À peine installé depuis un an à la tête du cabinet présidentiel, Emmanuel Moulin, 57 ans, s’apprête à tourner la page. Nommé le 15 avril 2025 comme secrétaire général de l’Élysée, il quittera ses fonctions le 4 mai 2026. Pierre-André Imbert, autre figure de confiance du chef de l’État, lui succédera dans ce rôle stratégique. Cette transition intervient dans un contexte de départ anticipé de François Villeroy de Galhau, qui a annoncé son retrait du gouvernorat de la Banque de France le 9 février dernier. Emmanuel Moulin, haut fonctionnaire réputé proche d’Emmanuel Macron, ambitionne désormais de prendre les rênes de l’institution monétaire dès cet été.

Le parcours de cet ancien directeur du Trésor, en poste de 2020 à début 2024, le place en bonne position pour briguer cette fonction influente dans le paysage économique européen. Selon des informations concordantes, le ministre de l’Économie l’a déjà reçu pour évaluer sa candidature. Si elle aboutit, Emmanuel Moulin pourrait diriger la Banque de France jusqu’en juin 2032, soit bien au-delà du mandat initial de son prédécesseur, qui devait courir jusqu’à fin 2027. Une perspective jugée stratégique par l’entourage macroniste, alors que l’élection présidentielle de 2027 plane comme une inconnue.

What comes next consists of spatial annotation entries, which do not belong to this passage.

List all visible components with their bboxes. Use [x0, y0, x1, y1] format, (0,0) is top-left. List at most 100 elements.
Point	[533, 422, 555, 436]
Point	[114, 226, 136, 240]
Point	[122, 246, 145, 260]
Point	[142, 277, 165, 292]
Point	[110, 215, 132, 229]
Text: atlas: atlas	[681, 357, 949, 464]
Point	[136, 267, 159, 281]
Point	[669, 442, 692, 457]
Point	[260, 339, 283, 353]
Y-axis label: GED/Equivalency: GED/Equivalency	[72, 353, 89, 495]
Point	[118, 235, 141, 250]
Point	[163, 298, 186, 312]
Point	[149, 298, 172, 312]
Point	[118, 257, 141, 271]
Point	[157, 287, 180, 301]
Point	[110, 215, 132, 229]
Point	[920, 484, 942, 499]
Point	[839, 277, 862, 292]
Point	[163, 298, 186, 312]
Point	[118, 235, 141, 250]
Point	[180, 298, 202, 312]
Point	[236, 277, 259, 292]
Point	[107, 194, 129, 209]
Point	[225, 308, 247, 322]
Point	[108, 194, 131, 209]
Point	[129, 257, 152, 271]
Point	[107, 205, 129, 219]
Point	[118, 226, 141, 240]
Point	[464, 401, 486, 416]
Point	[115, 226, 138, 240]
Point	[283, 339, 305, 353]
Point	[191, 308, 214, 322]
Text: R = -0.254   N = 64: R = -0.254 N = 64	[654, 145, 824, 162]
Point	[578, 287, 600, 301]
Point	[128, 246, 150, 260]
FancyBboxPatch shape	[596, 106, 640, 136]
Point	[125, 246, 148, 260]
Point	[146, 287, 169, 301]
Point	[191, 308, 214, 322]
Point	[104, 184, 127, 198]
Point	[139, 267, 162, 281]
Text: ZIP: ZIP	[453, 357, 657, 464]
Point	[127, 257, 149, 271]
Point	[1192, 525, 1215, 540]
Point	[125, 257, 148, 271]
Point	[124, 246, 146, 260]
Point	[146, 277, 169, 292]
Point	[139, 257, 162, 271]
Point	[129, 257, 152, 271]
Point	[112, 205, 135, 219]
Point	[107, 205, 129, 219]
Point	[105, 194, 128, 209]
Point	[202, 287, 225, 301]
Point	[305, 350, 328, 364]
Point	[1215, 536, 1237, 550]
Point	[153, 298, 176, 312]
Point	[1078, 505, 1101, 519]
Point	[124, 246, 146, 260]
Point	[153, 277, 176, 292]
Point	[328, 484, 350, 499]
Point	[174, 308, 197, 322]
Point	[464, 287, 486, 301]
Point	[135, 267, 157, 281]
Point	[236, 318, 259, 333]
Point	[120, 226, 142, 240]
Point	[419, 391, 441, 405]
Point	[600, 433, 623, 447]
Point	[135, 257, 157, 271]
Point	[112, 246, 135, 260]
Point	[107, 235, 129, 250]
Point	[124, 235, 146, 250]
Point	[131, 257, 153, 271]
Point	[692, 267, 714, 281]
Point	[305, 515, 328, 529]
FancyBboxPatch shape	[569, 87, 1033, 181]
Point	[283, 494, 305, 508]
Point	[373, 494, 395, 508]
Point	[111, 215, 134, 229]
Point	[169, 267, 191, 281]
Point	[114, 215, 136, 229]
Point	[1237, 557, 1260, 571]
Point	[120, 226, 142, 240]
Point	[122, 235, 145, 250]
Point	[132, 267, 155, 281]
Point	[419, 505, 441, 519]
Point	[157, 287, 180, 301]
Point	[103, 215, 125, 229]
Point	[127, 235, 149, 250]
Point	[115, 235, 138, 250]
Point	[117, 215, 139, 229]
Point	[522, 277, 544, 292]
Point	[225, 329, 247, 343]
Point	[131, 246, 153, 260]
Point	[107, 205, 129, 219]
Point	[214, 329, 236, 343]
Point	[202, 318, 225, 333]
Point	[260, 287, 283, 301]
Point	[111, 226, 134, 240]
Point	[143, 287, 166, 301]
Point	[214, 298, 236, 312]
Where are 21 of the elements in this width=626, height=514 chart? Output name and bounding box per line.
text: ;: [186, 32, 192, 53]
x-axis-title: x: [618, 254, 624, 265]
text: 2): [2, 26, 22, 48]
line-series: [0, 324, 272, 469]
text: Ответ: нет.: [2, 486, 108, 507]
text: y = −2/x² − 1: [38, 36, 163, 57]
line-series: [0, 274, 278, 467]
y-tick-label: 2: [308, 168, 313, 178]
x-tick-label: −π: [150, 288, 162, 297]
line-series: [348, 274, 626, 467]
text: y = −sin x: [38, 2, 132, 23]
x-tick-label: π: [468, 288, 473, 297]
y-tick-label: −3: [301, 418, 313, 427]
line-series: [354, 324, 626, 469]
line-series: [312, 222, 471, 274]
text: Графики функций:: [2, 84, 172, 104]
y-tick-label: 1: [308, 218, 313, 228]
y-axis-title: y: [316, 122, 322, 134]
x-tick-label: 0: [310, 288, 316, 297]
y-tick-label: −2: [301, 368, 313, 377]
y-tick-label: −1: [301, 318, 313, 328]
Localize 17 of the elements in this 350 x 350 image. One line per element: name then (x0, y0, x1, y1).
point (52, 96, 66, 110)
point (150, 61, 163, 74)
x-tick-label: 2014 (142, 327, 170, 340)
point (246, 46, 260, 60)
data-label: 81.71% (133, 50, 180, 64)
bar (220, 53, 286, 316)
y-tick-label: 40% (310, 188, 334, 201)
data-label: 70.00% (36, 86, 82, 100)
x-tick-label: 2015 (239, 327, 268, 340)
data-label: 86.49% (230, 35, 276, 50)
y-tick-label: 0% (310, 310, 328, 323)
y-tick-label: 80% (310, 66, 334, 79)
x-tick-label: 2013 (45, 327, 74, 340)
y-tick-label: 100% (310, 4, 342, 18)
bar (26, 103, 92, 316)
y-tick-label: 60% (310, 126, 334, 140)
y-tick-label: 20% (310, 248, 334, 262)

Cette ambition suscite toutefois des critiques. Le député insoumis Éric Coquerel a jugé le candidat inapproprié, en raison de sa proximité avec le président de la République. Plus virulent encore, le député du Rassemblement national Jean-Philippe Tanguy a qualifié Emmanuel Moulin de personnalité parmi les plus contestables de la Macronie. Pour accéder au poste, l’intéressé devra convaincre les commissions des Finances de l’Assemblée nationale et du Sénat, chacune disposant d’un droit de veto. Le processus de validation s’annonce donc délicat.